Saturday, March 14, 2009

march 14th.

already there is a long line of tourists at the coffee house ordering their coffees to go. it's the beginning of the sxsw invasion. this year the weather is miserable. cold, overcast, and raining off and on. back when i was a waitress i remember the nightmare that sxsw was. "the stills" left me a mountain of canadian coins as their tip and i had so many tables that i practically had to carry two trays. i'm usually crabby anyhow during the sxsw week. traffic worsens, lines are long, and picture thousands of tourists in the city who do not know where they are going. these people are one grand vacation while i have to work -another reason to feel bitter. this week i'd like to catch some free concerts, because there is plenty of wonderful free music to access, and attend gaybigaygay, an afternoon of queer bands on the east side. there will also be bands performing right below my balcony, which is sometimes good and sometimes bad. hours upon hours of death metal is not what i have in mind....

i'm getting my costume ready to partake in the trashy fashion show on march 27th. i'll be dressed in a mini-skirt with a bra decorated and spray painted, and shimmery tights and high heels! it's trashy. my friend T, i think, is performing as a flapper. we are going to have so much fun that night strutting our trashy outfits.

i feel like i have little of interest to report today. the deepest thoughts i think about the universe strangely have a hard time coming out into words, moving from brain waves to letters. mostly i've been contemplating my place in communities. simply because i like to date women automatically places me in this "queer community" and i'm not so certain how involved i want to be. i like to have friends in a wide range of circles. i think it's important not to become insular. people are people. what is it to be human? who are we beyond labels? how are we the same? how are we different? i told elle that i was having a "femme identity crisis" because i don't feel that comfortable taking on a label. i may be a "femme" one day and i may like to be someone else the next. who i am is continually shifting and evolving. it's hard to ever pin me down. we talked about how it is useful to have forums such as the femme mafia because it can create connections and dialogue that otherwise would not exist, but that she understands where i'm coming from. she identifies most as queer. i don't know if i even identify strongly with being queer. there is this part of me that resists labels at all. when we went out together one evening, i wore a tie.

have you heard about the high school student in indiana who is suing her high school because they will not allow her to wear a tux to her prom? indiana is obviously in the dark ages. the news story is here. i wish i had worn a tux to my prom instead of that stupid dress my mother wanted to place me in. that girl has every right to wear a suit and tie to her prom, and it's hot. one would think that those people would be more concerned about the girls wearing super trampy dresses.

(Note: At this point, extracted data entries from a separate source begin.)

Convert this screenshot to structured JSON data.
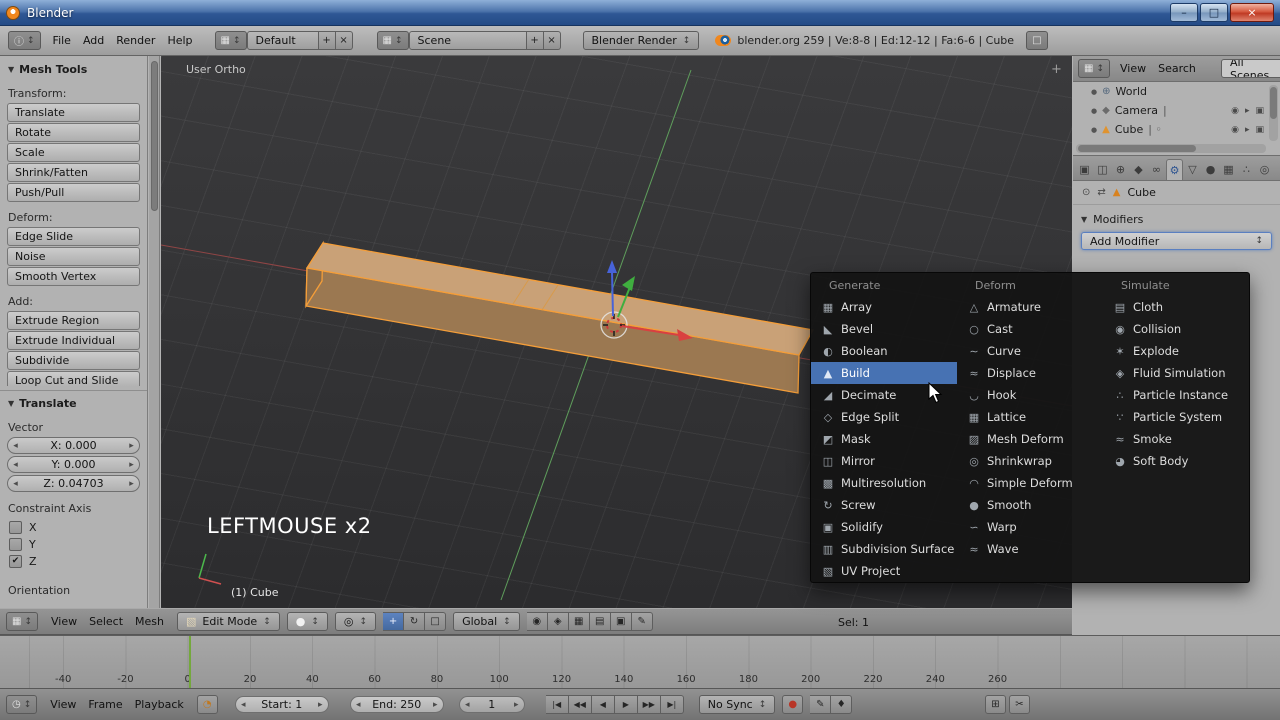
{
  "window": {
    "title": "Blender"
  },
  "ui": {
    "caret_down": "▼",
    "updown": "↕",
    "nav_left": "◂",
    "nav_right": "▸",
    "check_glyph": "✔",
    "plus": "+",
    "close_x": "×",
    "minimize": "–",
    "maximize": "□",
    "editor_icon_grid": "▦",
    "editor_icon_info": "ⓘ",
    "editor_icon_time": "◷",
    "add_region": "+"
  },
  "colors": {
    "selection_blue": "#4772b3",
    "object_orange": "#e0932f",
    "edge_select_orange": "#f59e39",
    "axis_x_red": "#9c4444",
    "axis_y_green": "#61a85f",
    "axis_z_blue": "#4763d9"
  },
  "info_bar": {
    "menus": [
      "File",
      "Add",
      "Render",
      "Help"
    ],
    "screen_value": "Default",
    "scene_value": "Scene",
    "engine_value": "Blender Render",
    "stats": "blender.org 259 | Ve:8-8 | Ed:12-12 | Fa:6-6 | Cube"
  },
  "tool_shelf": {
    "panel_title": "Mesh Tools",
    "sections": [
      {
        "label": "Transform:",
        "buttons": [
          "Translate",
          "Rotate",
          "Scale",
          "Shrink/Fatten",
          "Push/Pull"
        ]
      },
      {
        "label": "Deform:",
        "buttons": [
          "Edge Slide",
          "Noise",
          "Smooth Vertex"
        ]
      },
      {
        "label": "Add:",
        "buttons": [
          "Extrude Region",
          "Extrude Individual",
          "Subdivide",
          "Loop Cut and Slide"
        ]
      }
    ],
    "operator_panel": {
      "title": "Translate",
      "vector_label": "Vector",
      "fields": [
        "X: 0.000",
        "Y: 0.000",
        "Z: 0.04703"
      ],
      "constraint_label": "Constraint Axis",
      "axes": [
        {
          "name": "constraint-axis-x",
          "label": "X",
          "check": ""
        },
        {
          "name": "constraint-axis-y",
          "label": "Y",
          "check": ""
        },
        {
          "name": "constraint-axis-z",
          "label": "Z",
          "check": "✔",
          "checked": true
        }
      ],
      "orientation_label": "Orientation"
    }
  },
  "viewport": {
    "view_label": "User Ortho",
    "object_info": "(1) Cube",
    "screencast": "LEFTMOUSE x2"
  },
  "modifier_menu": {
    "highlighted": "Build",
    "columns": [
      {
        "title": "Generate",
        "items": [
          {
            "name": "menu-item-array",
            "icon": "▦",
            "label": "Array"
          },
          {
            "name": "menu-item-bevel",
            "icon": "◣",
            "label": "Bevel"
          },
          {
            "name": "menu-item-boolean",
            "icon": "◐",
            "label": "Boolean"
          },
          {
            "name": "menu-item-build",
            "icon": "▲",
            "label": "Build",
            "highlighted": true
          },
          {
            "name": "menu-item-decimate",
            "icon": "◢",
            "label": "Decimate"
          },
          {
            "name": "menu-item-edge-split",
            "icon": "◇",
            "label": "Edge Split"
          },
          {
            "name": "menu-item-mask",
            "icon": "◩",
            "label": "Mask"
          },
          {
            "name": "menu-item-mirror",
            "icon": "◫",
            "label": "Mirror"
          },
          {
            "name": "menu-item-multiresolution",
            "icon": "▩",
            "label": "Multiresolution"
          },
          {
            "name": "menu-item-screw",
            "icon": "↻",
            "label": "Screw"
          },
          {
            "name": "menu-item-solidify",
            "icon": "▣",
            "label": "Solidify"
          },
          {
            "name": "menu-item-subdivision-surface",
            "icon": "▥",
            "label": "Subdivision Surface"
          },
          {
            "name": "menu-item-uv-project",
            "icon": "▧",
            "label": "UV Project"
          }
        ]
      },
      {
        "title": "Deform",
        "items": [
          {
            "name": "menu-item-armature",
            "icon": "△",
            "label": "Armature"
          },
          {
            "name": "menu-item-cast",
            "icon": "○",
            "label": "Cast"
          },
          {
            "name": "menu-item-curve",
            "icon": "∼",
            "label": "Curve"
          },
          {
            "name": "menu-item-displace",
            "icon": "≈",
            "label": "Displace"
          },
          {
            "name": "menu-item-hook",
            "icon": "◡",
            "label": "Hook"
          },
          {
            "name": "menu-item-lattice",
            "icon": "▦",
            "label": "Lattice"
          },
          {
            "name": "menu-item-mesh-deform",
            "icon": "▨",
            "label": "Mesh Deform"
          },
          {
            "name": "menu-item-shrinkwrap",
            "icon": "◎",
            "label": "Shrinkwrap"
          },
          {
            "name": "menu-item-simple-deform",
            "icon": "◠",
            "label": "Simple Deform"
          },
          {
            "name": "menu-item-smooth",
            "icon": "●",
            "label": "Smooth"
          },
          {
            "name": "menu-item-warp",
            "icon": "∽",
            "label": "Warp"
          },
          {
            "name": "menu-item-wave",
            "icon": "≈",
            "label": "Wave"
          }
        ]
      },
      {
        "title": "Simulate",
        "items": [
          {
            "name": "menu-item-cloth",
            "icon": "▤",
            "label": "Cloth"
          },
          {
            "name": "menu-item-collision",
            "icon": "◉",
            "label": "Collision"
          },
          {
            "name": "menu-item-explode",
            "icon": "✶",
            "label": "Explode"
          },
          {
            "name": "menu-item-fluid-simulation",
            "icon": "◈",
            "label": "Fluid Simulation"
          },
          {
            "name": "menu-item-particle-instance",
            "icon": "∴",
            "label": "Particle Instance"
          },
          {
            "name": "menu-item-particle-system",
            "icon": "∵",
            "label": "Particle System"
          },
          {
            "name": "menu-item-smoke",
            "icon": "≈",
            "label": "Smoke"
          },
          {
            "name": "menu-item-soft-body",
            "icon": "◕",
            "label": "Soft Body"
          }
        ]
      }
    ]
  },
  "outliner": {
    "menus": [
      "View",
      "Search"
    ],
    "display_filter": "All Scenes",
    "items": [
      {
        "dot": "●",
        "icon": "⊕",
        "label": "World",
        "suffix": ""
      },
      {
        "dot": "●",
        "icon": "◆",
        "label": "Camera",
        "suffix": "|"
      },
      {
        "dot": "●",
        "icon": "▲",
        "label": "Cube",
        "suffix": "| ◦"
      }
    ],
    "row_icons": [
      "◉",
      "▸",
      "▣"
    ]
  },
  "properties": {
    "tabs": [
      {
        "name": "render-tab",
        "icon": "▣"
      },
      {
        "name": "scene-tab",
        "icon": "◫"
      },
      {
        "name": "world-tab",
        "icon": "⊕"
      },
      {
        "name": "object-tab",
        "icon": "◆"
      },
      {
        "name": "constraints-tab",
        "icon": "∞"
      },
      {
        "name": "modifiers-tab",
        "icon": "⚙",
        "active": true
      },
      {
        "name": "object-data-tab",
        "icon": "▽"
      },
      {
        "name": "material-tab",
        "icon": "●"
      },
      {
        "name": "texture-tab",
        "icon": "▦"
      },
      {
        "name": "particles-tab",
        "icon": "∴"
      },
      {
        "name": "physics-tab",
        "icon": "◎"
      }
    ],
    "context_icons": [
      "⊙",
      "⇄"
    ],
    "object_icon": "▲",
    "object_label": "Cube",
    "modifiers_panel_title": "Modifiers",
    "add_modifier_label": "Add Modifier"
  },
  "viewport_header": {
    "menus": [
      "View",
      "Select",
      "Mesh"
    ],
    "mode_icon": "▧",
    "mode_label": "Edit Mode",
    "shading_icon": "●",
    "pivot_icon": "◎",
    "manip_buttons": [
      {
        "name": "manipulator-translate-button",
        "glyph": "+",
        "pressed": true
      },
      {
        "name": "manipulator-rotate-button",
        "glyph": "↻"
      },
      {
        "name": "manipulator-scale-button",
        "glyph": "□"
      }
    ],
    "orientation_label": "Global",
    "misc_buttons": [
      {
        "name": "proportional-edit-button",
        "glyph": "◉"
      },
      {
        "name": "snap-magnet-button",
        "glyph": "◈"
      },
      {
        "name": "snap-element-button",
        "glyph": "▦"
      },
      {
        "name": "occlude-geometry-button",
        "glyph": "▤"
      },
      {
        "name": "render-opengl-button",
        "glyph": "▣"
      },
      {
        "name": "render-opengl-anim-button",
        "glyph": "✎"
      }
    ],
    "selection_info": "Sel: 1"
  },
  "timeline": {
    "ticks": [
      "-40",
      "-20",
      "0",
      "20",
      "40",
      "60",
      "80",
      "100",
      "120",
      "140",
      "160",
      "180",
      "200",
      "220",
      "240",
      "260"
    ],
    "header": {
      "menus": [
        "View",
        "Frame",
        "Playback"
      ],
      "preview_icon": "◔",
      "start_field": "Start: 1",
      "end_field": "End: 250",
      "frame_field": "1",
      "playback_buttons": [
        {
          "name": "jump-to-start-button",
          "glyph": "|◀"
        },
        {
          "name": "prev-keyframe-button",
          "glyph": "◀◀"
        },
        {
          "name": "play-reverse-button",
          "glyph": "◀"
        },
        {
          "name": "play-button",
          "glyph": "▶"
        },
        {
          "name": "next-keyframe-button",
          "glyph": "▶▶"
        },
        {
          "name": "jump-to-end-button",
          "glyph": "▶|"
        }
      ],
      "sync_label": "No Sync",
      "record_icon": "●",
      "keying_buttons": [
        {
          "name": "keying-set-button",
          "glyph": "✎"
        },
        {
          "name": "insert-keyframe-button",
          "glyph": "♦"
        }
      ],
      "right_buttons": [
        {
          "name": "copy-screen-button",
          "glyph": "⊞"
        },
        {
          "name": "split-area-button",
          "glyph": "✂"
        }
      ]
    }
  }
}
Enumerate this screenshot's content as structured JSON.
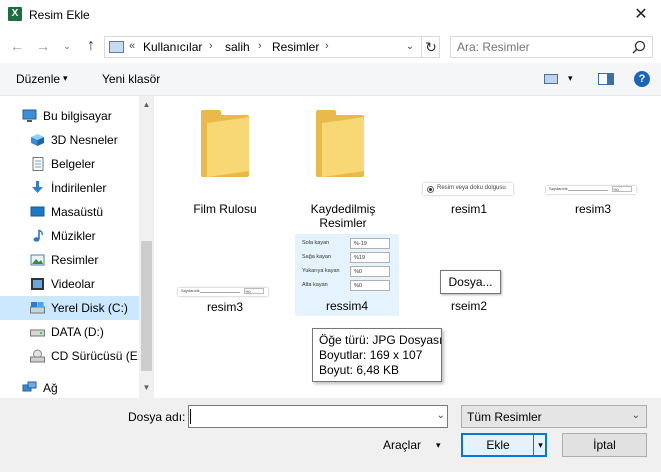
{
  "window": {
    "title": "Resim Ekle",
    "app_icon": "X",
    "close_glyph": "✕"
  },
  "address": {
    "overflow": "«",
    "crumbs": [
      "Kullanıcılar",
      "salih",
      "Resimler"
    ],
    "separator": "›",
    "dropdown_glyph": "⌄",
    "refresh_glyph": "↻"
  },
  "search": {
    "placeholder": "Ara: Resimler"
  },
  "nav_buttons": {
    "back": "←",
    "forward": "→",
    "recent": "⌄",
    "up": "↑"
  },
  "toolbar": {
    "organize": "Düzenle",
    "new_folder": "Yeni klasör",
    "caret": "▾",
    "help": "?"
  },
  "navpane": {
    "items": [
      {
        "label": "Bu bilgisayar",
        "icon": "computer-icon"
      },
      {
        "label": "3D Nesneler",
        "icon": "3d-objects-icon"
      },
      {
        "label": "Belgeler",
        "icon": "documents-icon"
      },
      {
        "label": "İndirilenler",
        "icon": "downloads-icon"
      },
      {
        "label": "Masaüstü",
        "icon": "desktop-icon"
      },
      {
        "label": "Müzikler",
        "icon": "music-icon"
      },
      {
        "label": "Resimler",
        "icon": "pictures-icon"
      },
      {
        "label": "Videolar",
        "icon": "videos-icon"
      },
      {
        "label": "Yerel Disk (C:)",
        "icon": "local-disk-icon"
      },
      {
        "label": "DATA (D:)",
        "icon": "drive-icon"
      },
      {
        "label": "CD Sürücüsü (E:)",
        "icon": "cd-drive-icon"
      },
      {
        "label": "Ağ",
        "icon": "network-icon"
      }
    ],
    "selected_index": 8,
    "scroll_up": "▲",
    "scroll_down": "▼"
  },
  "files": [
    {
      "name": "Film Rulosu",
      "type": "folder"
    },
    {
      "name": "Kaydedilmiş Resimler",
      "type": "folder"
    },
    {
      "name": "resim1",
      "type": "image"
    },
    {
      "name": "resim3",
      "type": "image"
    },
    {
      "name": "resim3",
      "type": "image"
    },
    {
      "name": "ressim4",
      "type": "image"
    },
    {
      "name": "rseim2",
      "type": "image"
    }
  ],
  "thumbs": {
    "resim1_text": "Resim veya doku dolgusu",
    "resim4_rows": [
      {
        "label": "Sola kayan",
        "value": "%-19"
      },
      {
        "label": "Sağa kayan",
        "value": "%19"
      },
      {
        "label": "Yukarıya kayan",
        "value": "%0"
      },
      {
        "label": "Alta kayan",
        "value": "%0"
      }
    ],
    "slider_label": "Saydamlık",
    "slider_value": "%0"
  },
  "popup": {
    "label": "Dosya..."
  },
  "tooltip": {
    "lines": [
      "Öğe türü: JPG Dosyası",
      "Boyutlar: 169 x 107",
      "Boyut: 6,48 KB"
    ]
  },
  "bottom": {
    "filename_label": "Dosya adı:",
    "filename_value": "",
    "filetype": "Tüm Resimler",
    "tools": "Araçlar",
    "insert": "Ekle",
    "cancel": "İptal",
    "dropdown_glyph": "⌄",
    "caret": "▾"
  }
}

when i was 16 in 1996, i agreed to go to the prom with this boy named patrick. we weren't dating, but he was interested in dating me, and i felt more comfortable about the situation because we were meeting a large group of couples for dinner before the prom. my mother chose my dress, a white, conservative-like dress, and had my hair professionally styled into a french twist at a salon, pinned with flowers and baby's breath. there was so much efing hairspray that it was more like a beehive, taking on a life of its own. patrick came to the house to get me- dressed in a black tux. he was tall, skinny, and had this very catholic roman nose and glasses. (he would later attend college in chicago and be hit by the mirror on a passing bus in the street because he was that clumsy). we had dinner with the other couples at an upscale cafe in austin that no longer exists. i'll never forget how he ordered onions and i had to suffer through onion breath for the rest of the night.

we packed into his friend's mother's minivan and drove to the hotel where the prom was held at. it made me want to puke seeing all of the lovey dovey couples, and i remember seriously being aware that i was completely and utterly gay and swimming in a sea of seemingly straight teenagers. my friend V looked hot in her tight dress. i felt the need to somehow act like i could be straight with patrick and shove aside these intense feelings. they were powerful, and i felt powerless over them. the rest of the night involved standing around watching other couples dance and posing for pictures. we had to sit through the award ceremony while the "king" and "queen" were crowned. it was like some twisted popularity contest. afterwards we all had dessert around 1 a.m. at kerbey lane cafe, and patrick took me home. the drive home when it was just the two of us is what i dreaded the most. i had a feeling he expected something from me, and i felt somehow guilty that i was not interested in "putting out." there was awkwardness when he insisted on walking me up to the front door to say goodnight. i remember him standing there, expectant, waiting for.. a kiss?..while i thanked him and shut the door behind and locked it. i went to my bedroom, practically tore off my dress, pulled out the pins from my beehive, and was oh so grateful that the prom night was over and done with forever. there was such a divide in my world then between what was expected of me and what i desired.

i'm still trying to get closest to living according to my heart. today i miss j and i miss e and i miss my old life when i was a paid writer for a living. it's hard not to rewind and reminisce.